Across publicly observable documented deployments, the band of internal LLM calls per user-facing request sits between 1:18 and 1:60, with tail deployments regularly exceeding 1:400.

The lower end of that band comes from relatively constrained agents: single-step retrieval-augmented generation with one re-ranking pass, or a code-generation agent with a single validation step.

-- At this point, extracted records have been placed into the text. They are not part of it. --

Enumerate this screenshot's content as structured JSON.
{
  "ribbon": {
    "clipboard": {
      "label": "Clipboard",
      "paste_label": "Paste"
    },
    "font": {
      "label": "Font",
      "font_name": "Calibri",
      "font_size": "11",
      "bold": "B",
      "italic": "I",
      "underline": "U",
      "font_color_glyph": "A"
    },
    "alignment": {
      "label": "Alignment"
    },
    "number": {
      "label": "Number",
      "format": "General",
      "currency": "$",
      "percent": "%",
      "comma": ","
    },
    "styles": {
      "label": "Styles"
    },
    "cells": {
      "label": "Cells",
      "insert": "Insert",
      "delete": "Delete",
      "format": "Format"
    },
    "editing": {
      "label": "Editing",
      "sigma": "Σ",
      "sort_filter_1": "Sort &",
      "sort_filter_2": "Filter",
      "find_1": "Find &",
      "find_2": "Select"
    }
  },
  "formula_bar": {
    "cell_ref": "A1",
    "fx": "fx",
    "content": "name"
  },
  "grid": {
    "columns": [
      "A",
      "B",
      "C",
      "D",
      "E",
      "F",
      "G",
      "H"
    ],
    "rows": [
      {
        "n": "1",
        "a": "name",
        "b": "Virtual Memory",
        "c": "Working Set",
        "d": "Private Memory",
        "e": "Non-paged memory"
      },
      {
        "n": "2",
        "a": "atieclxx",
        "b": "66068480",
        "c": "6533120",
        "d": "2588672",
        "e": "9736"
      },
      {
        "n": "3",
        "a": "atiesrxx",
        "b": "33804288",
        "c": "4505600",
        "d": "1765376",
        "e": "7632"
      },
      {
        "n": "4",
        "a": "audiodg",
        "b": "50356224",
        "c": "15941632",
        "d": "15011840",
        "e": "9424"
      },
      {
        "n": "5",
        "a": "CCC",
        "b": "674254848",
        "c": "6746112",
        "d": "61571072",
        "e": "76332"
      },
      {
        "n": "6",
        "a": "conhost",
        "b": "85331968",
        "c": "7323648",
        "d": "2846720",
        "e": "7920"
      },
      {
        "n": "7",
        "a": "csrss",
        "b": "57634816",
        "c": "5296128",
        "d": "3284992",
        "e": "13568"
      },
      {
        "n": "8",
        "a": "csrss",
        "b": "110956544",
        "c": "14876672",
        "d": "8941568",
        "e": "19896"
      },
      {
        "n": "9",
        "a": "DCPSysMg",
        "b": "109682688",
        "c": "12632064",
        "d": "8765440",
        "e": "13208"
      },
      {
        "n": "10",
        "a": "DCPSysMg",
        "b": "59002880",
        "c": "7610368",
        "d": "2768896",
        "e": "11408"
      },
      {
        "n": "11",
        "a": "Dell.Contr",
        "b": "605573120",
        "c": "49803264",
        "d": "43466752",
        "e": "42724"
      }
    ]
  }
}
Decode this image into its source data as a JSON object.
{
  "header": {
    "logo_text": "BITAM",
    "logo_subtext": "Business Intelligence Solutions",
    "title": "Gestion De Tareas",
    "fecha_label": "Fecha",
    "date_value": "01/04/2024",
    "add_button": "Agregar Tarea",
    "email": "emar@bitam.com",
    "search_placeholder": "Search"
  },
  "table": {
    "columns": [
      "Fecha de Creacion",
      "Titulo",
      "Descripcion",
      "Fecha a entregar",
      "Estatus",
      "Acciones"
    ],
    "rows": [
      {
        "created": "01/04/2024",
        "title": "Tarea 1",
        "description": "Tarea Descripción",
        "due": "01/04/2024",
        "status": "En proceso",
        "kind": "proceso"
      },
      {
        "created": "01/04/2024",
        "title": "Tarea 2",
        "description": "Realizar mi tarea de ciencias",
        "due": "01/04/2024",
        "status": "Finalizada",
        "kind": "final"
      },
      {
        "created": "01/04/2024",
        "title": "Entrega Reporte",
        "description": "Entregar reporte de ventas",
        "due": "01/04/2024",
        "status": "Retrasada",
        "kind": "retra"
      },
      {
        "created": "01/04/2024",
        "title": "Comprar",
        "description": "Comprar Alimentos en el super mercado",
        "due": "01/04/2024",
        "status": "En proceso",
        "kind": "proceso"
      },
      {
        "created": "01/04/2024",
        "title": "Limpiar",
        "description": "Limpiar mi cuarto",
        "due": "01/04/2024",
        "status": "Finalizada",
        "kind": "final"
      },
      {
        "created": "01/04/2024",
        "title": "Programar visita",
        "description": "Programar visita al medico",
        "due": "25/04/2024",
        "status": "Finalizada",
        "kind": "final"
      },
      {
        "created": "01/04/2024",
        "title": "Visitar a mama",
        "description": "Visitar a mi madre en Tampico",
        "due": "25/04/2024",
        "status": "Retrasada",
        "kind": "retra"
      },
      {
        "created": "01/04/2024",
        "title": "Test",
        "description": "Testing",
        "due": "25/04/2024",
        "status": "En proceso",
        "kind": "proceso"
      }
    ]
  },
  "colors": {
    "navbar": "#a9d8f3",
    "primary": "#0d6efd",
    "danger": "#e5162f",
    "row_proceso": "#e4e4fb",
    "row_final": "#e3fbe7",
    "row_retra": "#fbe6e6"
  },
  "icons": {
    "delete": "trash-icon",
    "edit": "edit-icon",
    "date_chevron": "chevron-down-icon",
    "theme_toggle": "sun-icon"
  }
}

The upper end comes from research agents, multi-agent delegation systems, and complex orchestration pipelines where the planning loop runs many iterations before converging.

The Anthropic Building Effective Agents post, published in December 2024, identified call-graph depth as a primary cost variable and explicitly called out multi-step agentic workflows as the category where cost surprises are most common for teams migrating from direct-call architectures. Anthropic’s own published trace examples for production-style research tasks show planning-plus-tool-use call chains in the range of 15–40 calls for moderately complex queries.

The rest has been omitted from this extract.